By Josh Ferguson, Manager, Product & Content Marketing, Infor
2021 has been a crazy year for supply chain professionals. The supply chain — which is usually not considered sexy, or even thought of at all, by most people — got a great deal of media coverage for reasons as diverse as a ship blocking the Suez Canal, to a chip shortage for auto makers, to “will Christmas be on time this year?” A world of people who had no idea what a supply chain was at the beginning of the year, now have a much better understanding of how the goods they purchase get from one place to another. The reality remains that a lot of the transport issues manufacturers are facing in 2021 are not going away and we should be ready for plenty of supply chain news in 2022 including these important trends.
1. Supply shortages will continue to keep ocean container rates high
As long as several global economies continue to thrive, the demand for goods and services will continue to hold transportation rates, particularly ocean, at record levels. However, with inflation rearing its head in various parts of the globe, higher prices on products may lead to a consumer slowdown, allowing manufacturers and their suppliers some breathing room to restock their supplies. That said, the backlog of existing demand will keep ocean transport rates higher until bottlenecks drain out. As we see supply and demand begin to balance out in the second half of 2022, transportation rates should creep lower heading into 2023.

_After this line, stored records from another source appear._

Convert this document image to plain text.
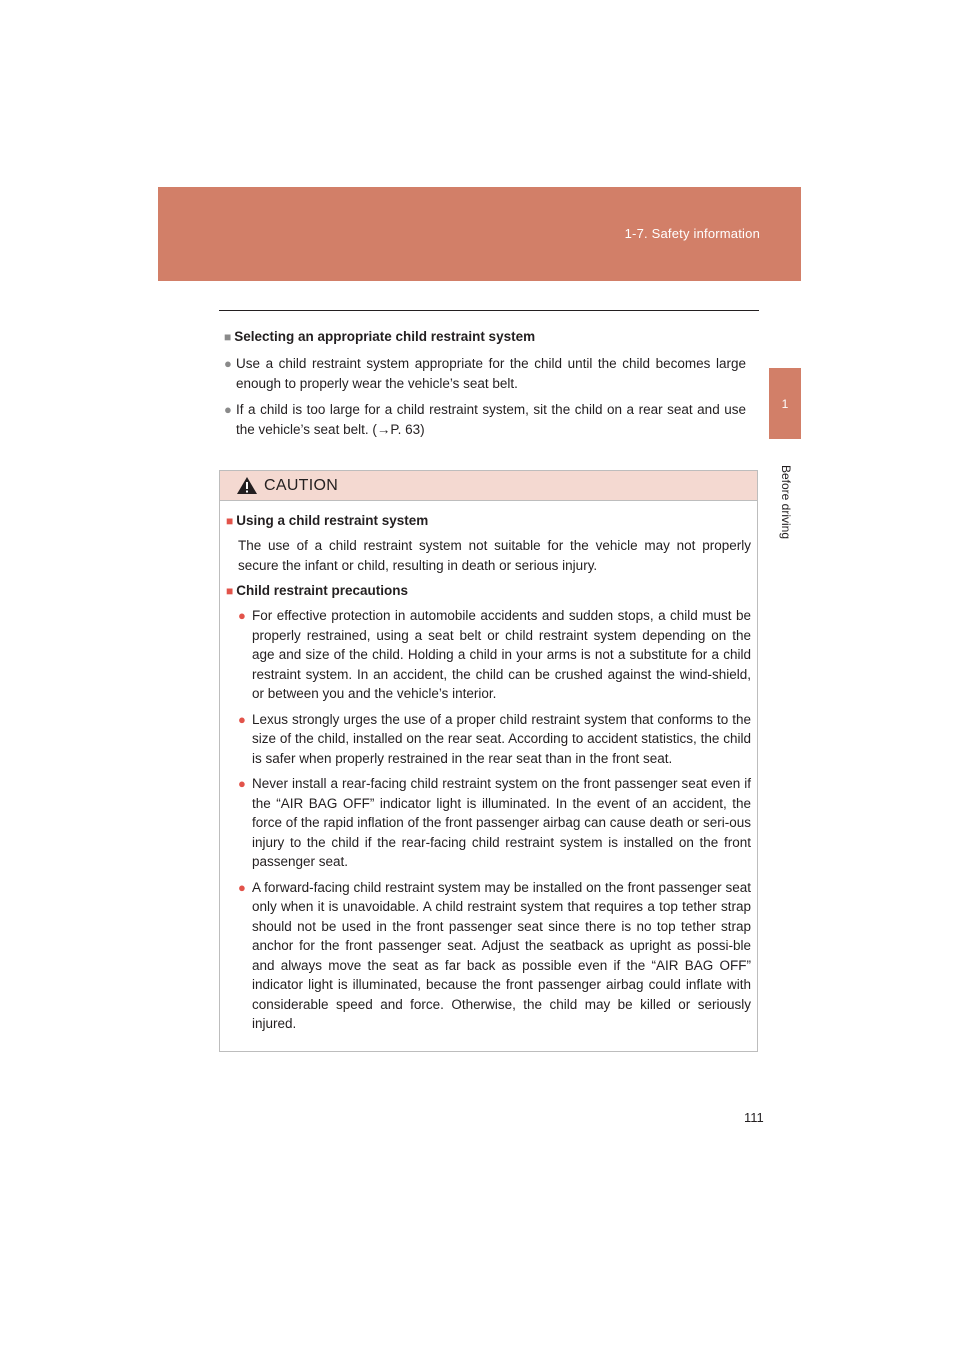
1-7. Safety information
1
Before driving
■ Selecting an appropriate child restraint system
● Use a child restraint system appropriate for the child until the child becomes large enough to properly wear the vehicle’s seat belt.
● If a child is too large for a child restraint system, sit the child on a rear seat and use the vehicle’s seat belt. (→P. 63)
CAUTION
■ Using a child restraint system
The use of a child restraint system not suitable for the vehicle may not properly secure the infant or child, resulting in death or serious injury.
■ Child restraint precautions
● For effective protection in automobile accidents and sudden stops, a child must be properly restrained, using a seat belt or child restraint system depending on the age and size of the child. Holding a child in your arms is not a substitute for a child restraint system. In an accident, the child can be crushed against the wind-shield, or between you and the vehicle’s interior.
● Lexus strongly urges the use of a proper child restraint system that conforms to the size of the child, installed on the rear seat. According to accident statistics, the child is safer when properly restrained in the rear seat than in the front seat.
● Never install a rear-facing child restraint system on the front passenger seat even if the “AIR BAG OFF” indicator light is illuminated. In the event of an accident, the force of the rapid inflation of the front passenger airbag can cause death or seri-ous injury to the child if the rear-facing child restraint system is installed on the front passenger seat.
● A forward-facing child restraint system may be installed on the front passenger seat only when it is unavoidable. A child restraint system that requires a top tether strap should not be used in the front passenger seat since there is no top tether strap anchor for the front passenger seat. Adjust the seatback as upright as possi-ble and always move the seat as far back as possible even if the “AIR BAG OFF” indicator light is illuminated, because the front passenger airbag could inflate with considerable speed and force. Otherwise, the child may be killed or seriously injured.
111
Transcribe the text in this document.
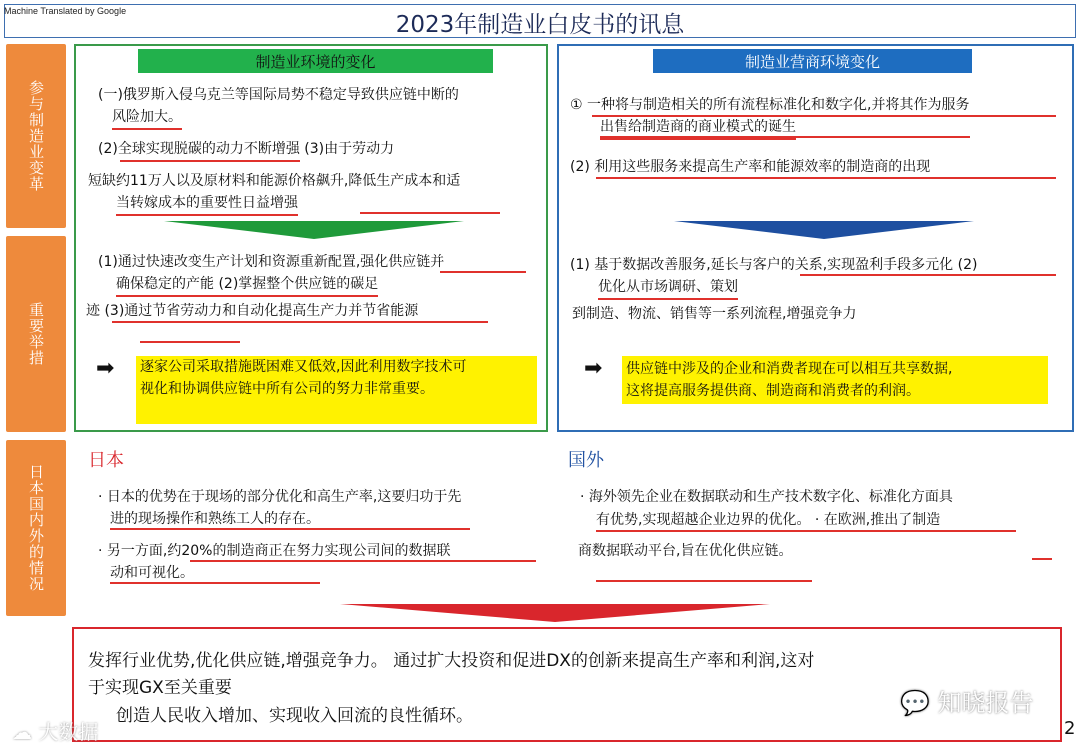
Machine Translated by Google
2023年制造业白皮书的讯息
参与制造业变革
重要举措
日本国内外的情况
制造业环境的变化
(一)俄罗斯入侵乌克兰等国际局势不稳定导致供应链中断的
风险加大。
(2)全球实现脱碳的动力不断增强 (3)由于劳动力
短缺约11万人以及原材料和能源价格飙升,降低生产成本和适
当转嫁成本的重要性日益增强
(1)通过快速改变生产计划和资源重新配置,强化供应链并
确保稳定的产能 (2)掌握整个供应链的碳足
迹 (3)通过节省劳动力和自动化提高生产力并节省能源
➡ 逐家公司采取措施既困难又低效,因此利用数字技术可
视化和协调供应链中所有公司的努力非常重要。
制造业营商环境变化
① 一种将与制造相关的所有流程标准化和数字化,并将其作为服务
出售给制造商的商业模式的诞生
(2) 利用这些服务来提高生产率和能源效率的制造商的出现
(1) 基于数据改善服务,延长与客户的关系,实现盈利手段多元化 (2)
优化从市场调研、策划
到制造、物流、销售等一系列流程,增强竞争力
➡ 供应链中涉及的企业和消费者现在可以相互共享数据,
这将提高服务提供商、制造商和消费者的利润。
日本
· 日本的优势在于现场的部分优化和高生产率,这要归功于先
进的现场操作和熟练工人的存在。
· 另一方面,约20%的制造商正在努力实现公司间的数据联
动和可视化。
国外
· 海外领先企业在数据联动和生产技术数字化、标准化方面具
有优势,实现超越企业边界的优化。 · 在欧洲,推出了制造
商数据联动平台,旨在优化供应链。
发挥行业优势,优化供应链,增强竞争力。 通过扩大投资和促进DX的创新来提高生产率和利润,这对
于实现GX至关重要
创造人民收入增加、实现收入回流的良性循环。
☁ 大数据
💬 知晓报告
2
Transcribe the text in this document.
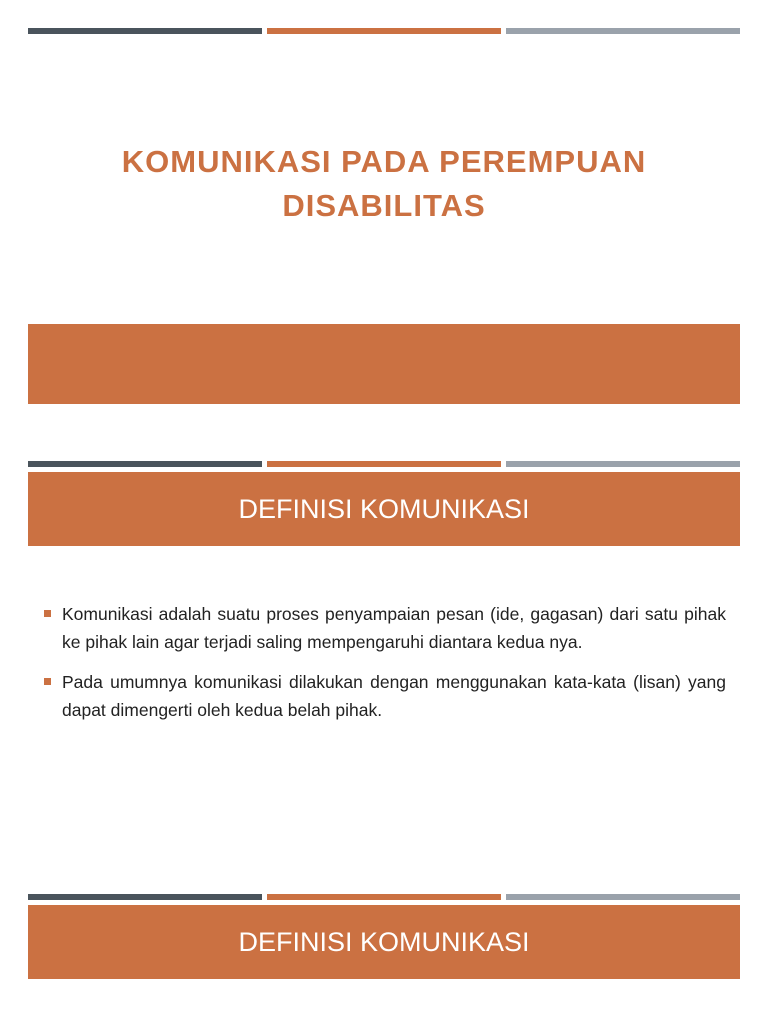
KOMUNIKASI PADA PEREMPUAN
DISABILITAS
DEFINISI KOMUNIKASI
Komunikasi adalah suatu proses penyampaian pesan (ide, gagasan) dari satu pihak ke pihak lain agar terjadi saling mempengaruhi diantara kedua nya.
Pada umumnya komunikasi dilakukan dengan menggunakan kata-kata (lisan) yang dapat dimengerti oleh kedua belah pihak.
DEFINISI KOMUNIKASI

2. Sustainability initiatives will not be equal across the board
Even with heads of state coming to an agreement on sustainability requirements, it will largely fall on individual companies to enforce these standards upon themselves. While many organisations have already expressed, and even implemented, plans to reduce or eliminate carbon emissions, many have yet to adopt any strategy to make both immediate and long-term impacts. Without a unified, standardised pact that holds both countries and companies accountable, minimal change will be made. Until such a standardistion exists, consumers and investors are the ones most likely to force companies to make the necessary shifts, as the younger and more environmentally conscious generations continue to grow into the largest global consumer base.
3. Organisations will bring their supply chains closer to destination
With supply shortages stretching from groceries to semiconductors, many organisations have been forced to examine ways to bring crucial components closer to final production process to ensure history doesn’t repeat itself. One example is Ford’s recent announcement involving a chip manufacturer that could eventually lead to a long-term joint venture in semiconductor production. With many global organisations looking to localise larger portions of their supplier base, supply chains will find themselves better equipped to handle large demand spikes as they occur.
4. Safety stock levels will rise to avoid backlogs and shutdowns
With the global vaccination effort proceeding at a slower than anticipated pace, new variants of the COVID-19 virus will continue to drive caution and hesitation regarding travelling and fully reopening businesses. As a result, organisations will move away from just-in-time (JIT) inventory strategies and will bulk up inventory levels to avoid production disruptions. This also allows organisations to use supply chain finance tools to extend payment terms to suppliers using innovative finance options with lenders. Organisations can build inventory strategies that are less susceptible to disruption while allowing their supply partners to maintain healthy capital levels.
5. Companies will continue to invest in new technologies to streamline processes
Organisations are going to have to do more with less as talent shortages continue to impact global supply chains. Companies will need to adopt existing and emerging technologies that allow for cleaner data, stronger collaboration, and the automation of mundane processes so team members can focus on supply chain process improvement. This will mean expediting digital transformation already in process and moving entire systems to the cloud for better, yet secure access to critical data needed to implement decisions quickly and effectively.
The pandemic has thrust many companies much further into their digital transformation much sooner than originally scheduled, and the timeline will continue to shorten as companies now realise how critical cloud technology has become for staying afloat.